In April 2012, President Obama and Congress passed the Jumpstart Our Business Startups (JOBS) Act in support of entrepreneurship and small business growth. The JOBS Act is designed to encourage small business and startup funding by easing federal regulations and allowing individuals to become investors.
Since the passing of the JOBS Act, there has been an increase in the usage of crowd funding platforms such as Kickstarter, Indiegogo and Fundable. Crowdfunding allows business to accept small contributions from private individuals, without making an initial public offering – giving regular people the chance to become investors – whether this be friends, family, a colleague, whoever.
The secret to Crowdfunding is figuring out how to build a group of “supporters” or “followers” before, during, and after your startup launches. Social media has played a major role in the way we market our products and connect with our customer base, Crowdfunding and the sourcing thereof, will change the way that we start businesses and build our consumer base from the ground-up. It works on the principle that you can generate as much as $75,000 in capital in one year by asking 5,000 individuals to donate, give or invest $15 each, rather than getting the same capital investment from a few higher nett-worth investors and losing some control in the process.
These platforms have helped fund everything from startups, film and music projects, non-profits, and all types of small businesses in between. While the jury is still out on the long-term viability of these endeavours, Crowdfunding is definitely here to stay. At the signing of the JOBS Act, President Obama had with him on stage, Indiegogo success story, Emmy’s Organics from New York, as a prime example of how Crowdfunding can create new business growth.

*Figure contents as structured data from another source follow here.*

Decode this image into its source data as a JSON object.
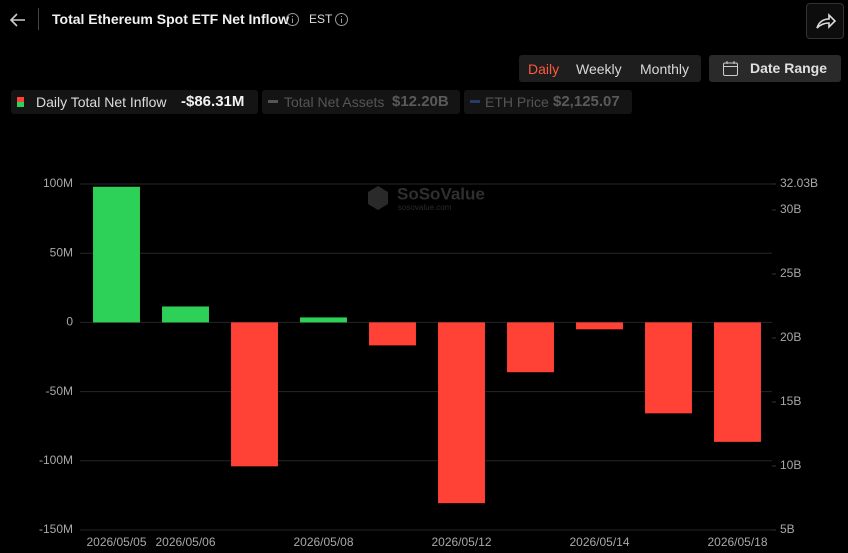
{
  "header": {
    "title": "Total Ethereum Spot ETF Net Inflow",
    "timezone": "EST"
  },
  "controls": {
    "periods": [
      "Daily",
      "Weekly",
      "Monthly"
    ],
    "date_range": "Date Range"
  },
  "watermark": {
    "brand": "SoSoValue",
    "site": "sosovalue.com"
  },
  "chart_data": {
    "type": "bar",
    "categories": [
      "2026/05/05",
      "2026/05/06",
      null,
      "2026/05/08",
      null,
      "2026/05/12",
      null,
      "2026/05/14",
      null,
      "2026/05/18"
    ],
    "series": [
      {
        "name": "Daily Total Net Inflow",
        "summary_label": "-$86.31M",
        "color": "#2ed158",
        "negative_color": "#ff4136",
        "values": [
          98,
          11.5,
          -104,
          3.6,
          -16.6,
          -130.6,
          -36,
          -5,
          -65.7,
          -86.31
        ]
      }
    ],
    "hidden_series": [
      {
        "name": "Total Net Assets",
        "summary_label": "$12.20B"
      },
      {
        "name": "ETH Price",
        "summary_label": "$2,125.07"
      }
    ],
    "ylim": [
      -150,
      100
    ],
    "yticks": [
      {
        "value": 100,
        "label": "100M"
      },
      {
        "value": 50,
        "label": "50M"
      },
      0,
      {
        "value": -50,
        "label": "-50M"
      },
      {
        "value": -100,
        "label": "-100M"
      },
      {
        "value": -150,
        "label": "-150M"
      }
    ],
    "y2lim": [
      5,
      32.03
    ],
    "y2ticks": [
      {
        "value": 32.03,
        "label": "32.03B"
      },
      {
        "value": 30,
        "label": "30B"
      },
      {
        "value": 25,
        "label": "25B"
      },
      {
        "value": 20,
        "label": "20B"
      },
      {
        "value": 15,
        "label": "15B"
      },
      {
        "value": 10,
        "label": "10B"
      },
      {
        "value": 5,
        "label": "5B"
      }
    ],
    "grid": true
  }
}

The founders of this gluten-free dessert company were initially turned down by local banks before they raised $15,000 on Crowdfunding website, Indiegogo, to update their packaging and expand distribution to 26 states.
Gerber says revolutionary changes in 2013 will radically change business financing as we know it: “Any type of business will be able to go online to raise significant funds and thus avoid dealing with banks and demanding investors all together.” The U.S. Securities and Exchange Commission will roll out rules for Crowdfunding as a formal investment method, to encourage funding of United States small businesses by easing various securities regulations.